The Hobbit. An Unexpected JourneyEines ist jedoch bereits jetzt klar: Die allergrößte Freude, die Peter Jackson den Fans gemacht hat, ist zugleich das größte Problem der Hobbit-Verfilmung. Es gibt beim Hobbit in erster Linie mehr von Peter Jacksons Mittelerde zu sehen, eine Rückkehr zum Herr der Ringe und ein Fest von Anspielungen auf die Trilogie, die nicht nur in den direkten Verknüpfungen (etwa durch die Rahmengeschichte mit Frodo) offenbar werden. Monumentale Minen, angeschmutzte, aber edle Helden, ätherische Elbenheime, der Zwergenwitz in zwölffacher Ausführung – sie sind alle wieder da, sogar noch ein bisschen größer und glänzender als zuvor. Konnte man beim Herr der Ringe durchaus von einem Gesamtkunstwerk sprechen (ob es in allen Aspekten gelungen ist, ist eine andere Frage – aber ohne Zweifel hat die Trilogie den Fantasy-Film maßgeblich beeinflusst), brüht der Hobbit schlicht ein zweites Mal auf, was erprobt ist und beim Publikum ankommt.
Das Traurige an der Tatsache, dass Peter Jackson den Hobbit einfach als ein weiteres episches Mittelerde-Heldenstück ausgeführt hat, für das keine neue Bildsprache und Erzählweise vonnöten waren, ist die Allgegenwart seiner Interpretation, die durch den Hobbit so zementiert wurde, dass Mittelerde für Künstler nun vermutlich jahrelang verbrannte Erde sein wird.

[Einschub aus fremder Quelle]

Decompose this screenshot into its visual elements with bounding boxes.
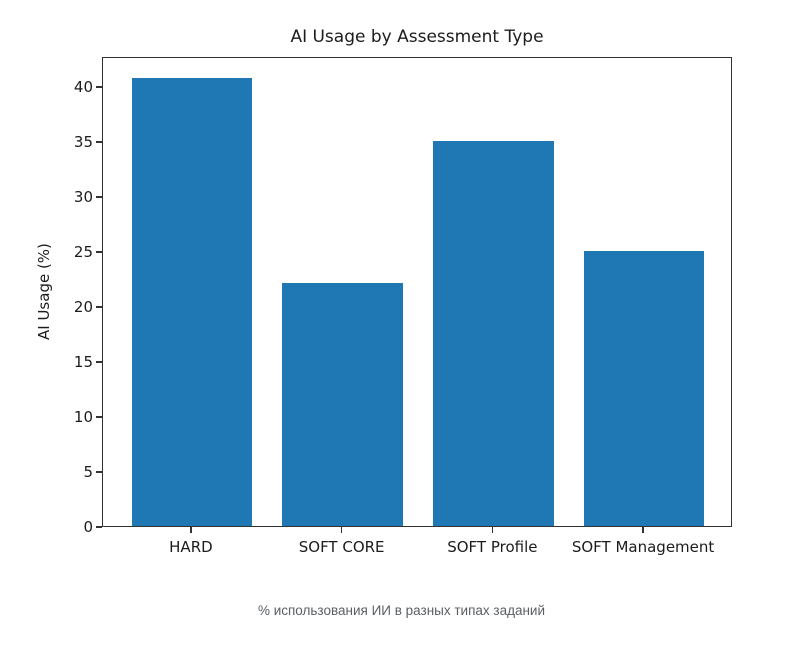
x-tick-label-soft-profile: SOFT Profile (447, 538, 538, 556)
y-tick-mark (96, 141, 102, 143)
figure-caption: % использования ИИ в разных типах задани… (257, 603, 546, 618)
y-tick-label: 15 (73, 353, 93, 372)
x-tick-mark (642, 527, 644, 533)
y-tick-mark (96, 251, 102, 253)
x-tick-label-hard: HARD (169, 538, 213, 556)
y-tick-mark (96, 196, 102, 198)
y-tick-mark (96, 526, 102, 528)
x-tick-label-soft-core: SOFT CORE (298, 538, 385, 556)
y-tick-label: 35 (73, 133, 93, 152)
bar-soft-core (282, 282, 403, 526)
bar-chart-figure: AI Usage by Assessment Type AI Usage (%)… (34, 27, 732, 556)
bar-soft-profile (433, 141, 554, 526)
y-tick-label: 25 (73, 243, 93, 262)
bar-hard (131, 78, 253, 526)
plot-area (102, 57, 732, 527)
y-tick-mark (96, 306, 102, 308)
y-axis-label: AI Usage (%) (34, 57, 54, 527)
y-tick-label: 0 (83, 518, 93, 536)
bar-soft-management (583, 251, 705, 526)
y-tick-label: 5 (83, 463, 93, 482)
y-tick-label: 30 (73, 188, 93, 207)
y-tick-mark (96, 416, 102, 418)
y-tick-label: 10 (73, 408, 93, 427)
chart-title: AI Usage by Assessment Type (290, 27, 544, 47)
y-tick-mark (96, 361, 102, 363)
y-tick-mark (96, 86, 102, 88)
y-tick-label: 40 (73, 78, 93, 97)
x-tick-label-soft-management: SOFT Management (571, 538, 715, 556)
y-tick-label: 20 (73, 298, 93, 317)
y-tick-mark (96, 471, 102, 473)
x-tick-mark (340, 527, 343, 533)
x-tick-mark (190, 527, 192, 533)
x-tick-mark (491, 527, 494, 533)
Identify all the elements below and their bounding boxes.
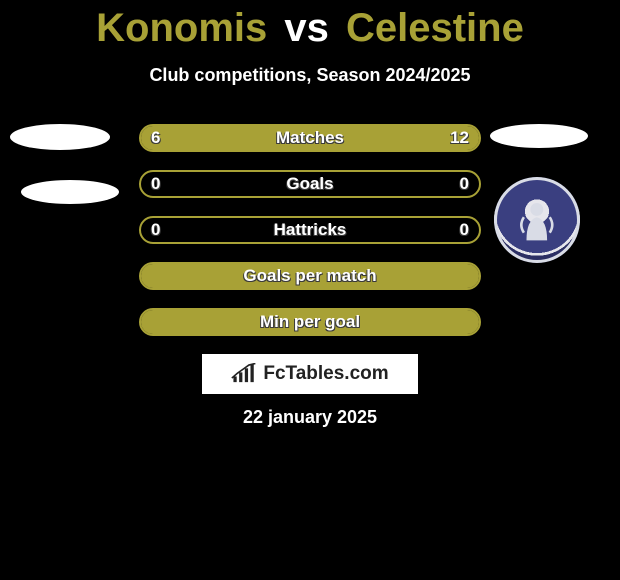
chart-icon [231,363,257,385]
stat-bar: 612Matches [139,124,481,152]
stat-bar: Min per goal [139,308,481,336]
stat-bar: Goals per match [139,262,481,290]
stat-label: Goals per match [141,264,479,288]
stat-label: Min per goal [141,310,479,334]
player2-name: Celestine [346,6,524,50]
subtitle: Club competitions, Season 2024/2025 [0,65,620,86]
player1-name: Konomis [96,6,267,50]
player2-club-badge [494,177,580,263]
stat-label: Goals [141,172,479,196]
page-title: Konomis vs Celestine [0,0,620,51]
stat-bar: 00Goals [139,170,481,198]
stats-bars: 612Matches 00Goals 00Hattricks Goals per ma… [139,124,481,354]
watermark-text: FcTables.com [263,363,388,385]
stat-label: Hattricks [141,218,479,242]
stat-label: Matches [141,126,479,150]
player2-logo-placeholder-1 [490,124,588,148]
watermark: FcTables.com [202,354,418,394]
club-crest-icon [511,194,563,246]
stat-bar: 00Hattricks [139,216,481,244]
player1-logo-placeholder-2 [21,180,119,204]
date-label: 22 january 2025 [0,407,620,428]
vs-label: vs [284,6,329,50]
player1-logo-placeholder-1 [10,124,110,150]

Betrachtet man dagegen die Vielzahl an künstlerischen Interpretationen, die in der Vergangenheit allein nur der Hobbit angeregt hat, erkennt man, dass Mittelerde viel mehr hergibt als den hyperrealistischen, häufig zwischen bierernst und albern changierenden Stil von Peter Jackson.
Aber wer kann sich jetzt noch von den omnipräsenten Filmbildern freimachen? Wer eigene, neue finden (oder sich noch an die alten erinnern, die man vor den Filmen hatte)?
Ganz besonders bedauerlich ist, dass wir von Guillermo del Toros Interpretation wohl so gut wie gar nichts zu Gesicht bekommen. Vielleicht hätte sein Einfluss dem Hobbit die dringend nötige Eigenständigkeit und jene spielerisch-zauberhafte, aber auch leicht unheimliche Atmosphäre angedeihen lassen können, auf die Peter Jackson zugunsten einer realistischeren und mit aufgeblasener Dramaturgie aufgemotzten Darstellung verzichtet hat. Hellboy (vor allem der zweite Teil) und Pans Labyrinth wären auf jeden Fall Hausnummern gewesen, nach deren Beispiel man sich auch einen anderen Hobbit gut hätte vorstellen können.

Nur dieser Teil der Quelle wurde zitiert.